Se Nos Agigantamos…

por Pedro Nunes*

O conforto é muitas vezes um lugar pequeno, seguro, rodeado de “muralhas”.

É assustador sair da área de conforto…

Quando somos assolados por uma tempestade como a Kristin, e o seu rasto de destruição (à qual a Figueira da Foz não escapou), somos imediatamente confrontados com a banalidade do conforto, a impotência de nos rodearmos de muralhas e a transcendência de um acordar que nos faz ver tudo à nossa volta como frágil.

Na música, um dos estilos musicais que consegue representar estas variações, é post-rock/pós-rock. Se pegarmos num grupo como os Godspeed You! Black Emperor (GY!BE), podemos ouvir algo que vai para além do conforto da canção, somos levados por “movimentos”, crescendos, que atingem muitas vezes uma intensidade que se agiganta.

Outro exemplo para além dos GY!BE são os Swans (grupo liderado por Michael Gira). A sua música é física, usa-se o volume como recurso para atingir determinada intensidade, assim como a repetição, a vibração, etc. algo muito semelhante à pressão sentida por uma tempestade como a Kristin.

… perdemos o controlo perante a vibração da natureza…

Gira, nos Swans explora a submissão, amadurecendo a sentimento de que o poder pode desumanizar.

A força da música e a força da natureza, ambas podem colocar em causa as estruturas sociais. Nestes momentos as “muralhas”, as hierarquias, tornam-se irrelevantes.

Outro exemplo musical é o dos islandeses Sigur Rós. Apesar de se tratar de uma sonoridade mais suave, exploram um cenário vasto e etéreo. Aliás, uma das marcas criativas do grupo é o uso do arco de violoncelo na guitarra, o que provoca um som que parece vindo do fundo do mar. Estes cantam numa língua inventada (Vonlenska), e desta forma libertam o ouvinte do controlo da linguagem, não deixando margem para a explicação. É a música a abrir-se ao mistério e a tanta coisa que não conseguimos compreender.

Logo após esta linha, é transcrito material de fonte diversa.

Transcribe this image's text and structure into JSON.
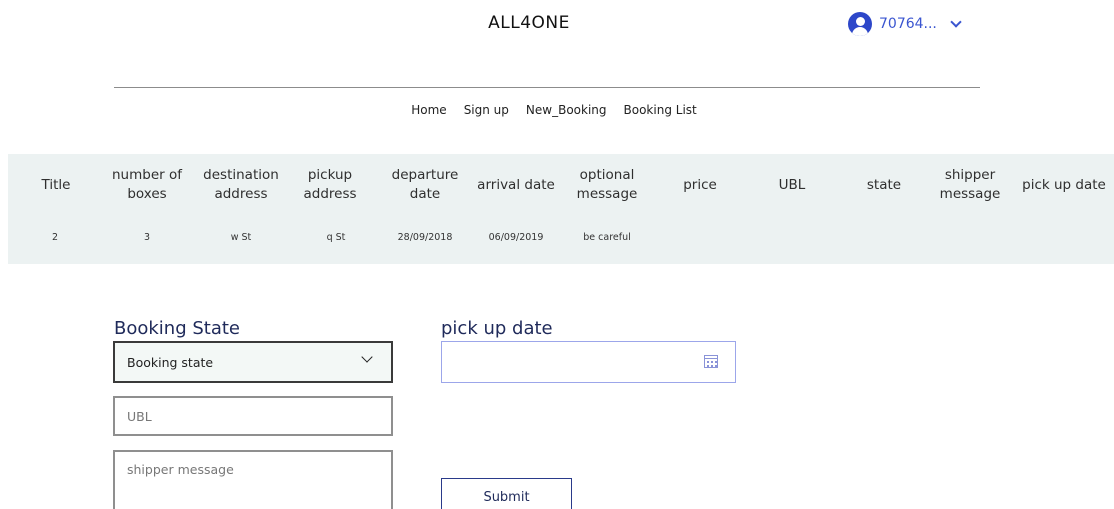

Deixo mais um exemplo musical, os Sunn O))). Algo mais extremo, muitas vezes difícil de “apreciar” mas que é representativo do sentido figurado da tempestade. Aqui as notas são graves e prolongadas até criarem um drone que perturba a noção do tempo, destroem-se as estruturas rítmicas, ficando apenas a ressonância…

Assim como na música, as tempestades despertam rituais que abalam as estruturas sob as quais nos movimentamos, cheios de pressa, a olhar para o relógio que nos indica quando tudo começa e acaba…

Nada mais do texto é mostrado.